Très contestée au Sénat, le transfert de cette compétence eau et assainissement avait été inscrit dans la loi NOTRe (Nouvelle Organisation Territoriale de la République) de 2015, et le Sénat était parvenu à repousser l’échéance initiale de six ans. Le Premier ministre a précisé qu’il travaillerait avec Catherine Vautrin, ministre du Partenariat avec les territoires et de la Décentralisation, et Françoise Gatel, ministre chargée de la Ruralité, du Commerce et de l’Artisanat, mais aussi les sénateurs, pour « affiner » cette orientation.

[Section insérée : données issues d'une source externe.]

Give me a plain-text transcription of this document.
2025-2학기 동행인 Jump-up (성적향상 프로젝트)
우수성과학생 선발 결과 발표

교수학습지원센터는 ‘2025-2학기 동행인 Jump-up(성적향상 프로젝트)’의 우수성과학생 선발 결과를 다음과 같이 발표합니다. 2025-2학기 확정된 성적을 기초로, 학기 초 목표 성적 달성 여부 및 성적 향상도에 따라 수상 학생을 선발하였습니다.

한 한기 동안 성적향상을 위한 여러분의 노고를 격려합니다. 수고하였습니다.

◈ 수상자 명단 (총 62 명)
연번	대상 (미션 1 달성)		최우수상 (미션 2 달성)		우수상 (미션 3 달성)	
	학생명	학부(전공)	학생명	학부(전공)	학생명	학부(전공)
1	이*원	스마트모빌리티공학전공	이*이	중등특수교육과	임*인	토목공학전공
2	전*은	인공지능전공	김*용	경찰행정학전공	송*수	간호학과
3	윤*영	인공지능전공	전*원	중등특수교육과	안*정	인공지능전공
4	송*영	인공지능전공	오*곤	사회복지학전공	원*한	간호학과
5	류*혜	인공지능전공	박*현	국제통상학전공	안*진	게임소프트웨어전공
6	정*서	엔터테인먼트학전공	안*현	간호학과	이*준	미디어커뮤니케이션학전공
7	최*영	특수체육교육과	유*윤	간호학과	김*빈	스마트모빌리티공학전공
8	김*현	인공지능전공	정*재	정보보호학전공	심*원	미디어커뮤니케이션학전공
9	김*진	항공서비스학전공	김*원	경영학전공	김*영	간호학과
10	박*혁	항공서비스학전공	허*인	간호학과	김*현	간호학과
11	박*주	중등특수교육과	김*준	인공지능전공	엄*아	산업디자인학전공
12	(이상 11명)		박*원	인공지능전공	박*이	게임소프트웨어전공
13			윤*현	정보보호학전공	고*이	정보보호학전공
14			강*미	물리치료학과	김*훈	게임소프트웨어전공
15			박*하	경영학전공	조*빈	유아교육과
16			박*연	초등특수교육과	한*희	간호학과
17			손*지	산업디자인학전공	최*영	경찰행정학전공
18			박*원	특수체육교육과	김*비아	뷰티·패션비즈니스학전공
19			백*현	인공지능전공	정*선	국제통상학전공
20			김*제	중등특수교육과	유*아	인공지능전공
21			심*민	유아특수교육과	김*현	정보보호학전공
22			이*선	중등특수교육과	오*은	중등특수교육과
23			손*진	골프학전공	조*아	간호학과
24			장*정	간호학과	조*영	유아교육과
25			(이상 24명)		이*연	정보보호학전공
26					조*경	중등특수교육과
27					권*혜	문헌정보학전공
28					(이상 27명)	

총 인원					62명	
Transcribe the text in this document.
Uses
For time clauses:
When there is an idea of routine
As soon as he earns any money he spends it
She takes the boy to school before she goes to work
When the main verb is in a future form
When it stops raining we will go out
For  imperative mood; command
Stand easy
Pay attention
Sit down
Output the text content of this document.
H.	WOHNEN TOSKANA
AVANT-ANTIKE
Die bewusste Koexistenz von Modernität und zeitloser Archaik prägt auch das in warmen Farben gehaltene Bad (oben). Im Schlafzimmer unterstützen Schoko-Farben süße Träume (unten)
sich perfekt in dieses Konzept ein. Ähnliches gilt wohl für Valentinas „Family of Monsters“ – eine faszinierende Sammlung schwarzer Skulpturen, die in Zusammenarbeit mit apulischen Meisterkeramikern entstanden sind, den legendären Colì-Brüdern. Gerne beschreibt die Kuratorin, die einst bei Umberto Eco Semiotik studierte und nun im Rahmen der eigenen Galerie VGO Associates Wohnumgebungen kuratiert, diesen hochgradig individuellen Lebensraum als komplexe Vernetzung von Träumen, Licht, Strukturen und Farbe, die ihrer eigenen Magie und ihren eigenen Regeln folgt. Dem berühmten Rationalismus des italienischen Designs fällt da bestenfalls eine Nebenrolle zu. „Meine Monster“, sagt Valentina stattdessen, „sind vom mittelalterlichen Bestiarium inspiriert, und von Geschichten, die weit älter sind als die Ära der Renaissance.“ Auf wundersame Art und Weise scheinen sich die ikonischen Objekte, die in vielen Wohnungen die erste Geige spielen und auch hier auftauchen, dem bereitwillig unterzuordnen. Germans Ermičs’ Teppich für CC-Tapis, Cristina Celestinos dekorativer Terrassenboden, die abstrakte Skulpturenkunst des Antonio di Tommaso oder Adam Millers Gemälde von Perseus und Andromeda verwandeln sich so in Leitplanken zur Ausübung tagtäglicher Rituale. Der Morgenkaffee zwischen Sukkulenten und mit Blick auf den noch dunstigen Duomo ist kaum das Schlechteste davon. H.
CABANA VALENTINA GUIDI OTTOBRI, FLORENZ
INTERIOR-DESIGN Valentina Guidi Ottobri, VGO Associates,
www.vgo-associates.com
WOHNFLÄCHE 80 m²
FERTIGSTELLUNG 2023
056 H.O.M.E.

Pour Michel Barnier, cette position est de nature à assurer « plus de libertés » et de « confiance » aux communes. Mais cette contrepartie sera sans doute jugée insuffisante pour les collectivités locales, soumises à une « sanction lourde » dans le cadre du projet de loi de finances, selon les mots de la présidente du groupe communiste Cécile Cukierman. Le gouvernement espère obtenir cinq milliards d’euros d’économies de la part des collectivités territoriales, sur les 40 milliards d’économies prévus sur l’ensemble des dépenses publiques. Le premier vice-président de l’Association des maires de France (AMF) a estimé, pour sa part, le total des coupes se chiffrait plutôt à « 9,5 milliards d’euros ». « Cette ponction accrédite l’idée répandue par Bruno Le Maire et Thomas Cazenave que les collectivités seraient responsables de l’endettement », s’est insurgée la sénatrice de la Loire.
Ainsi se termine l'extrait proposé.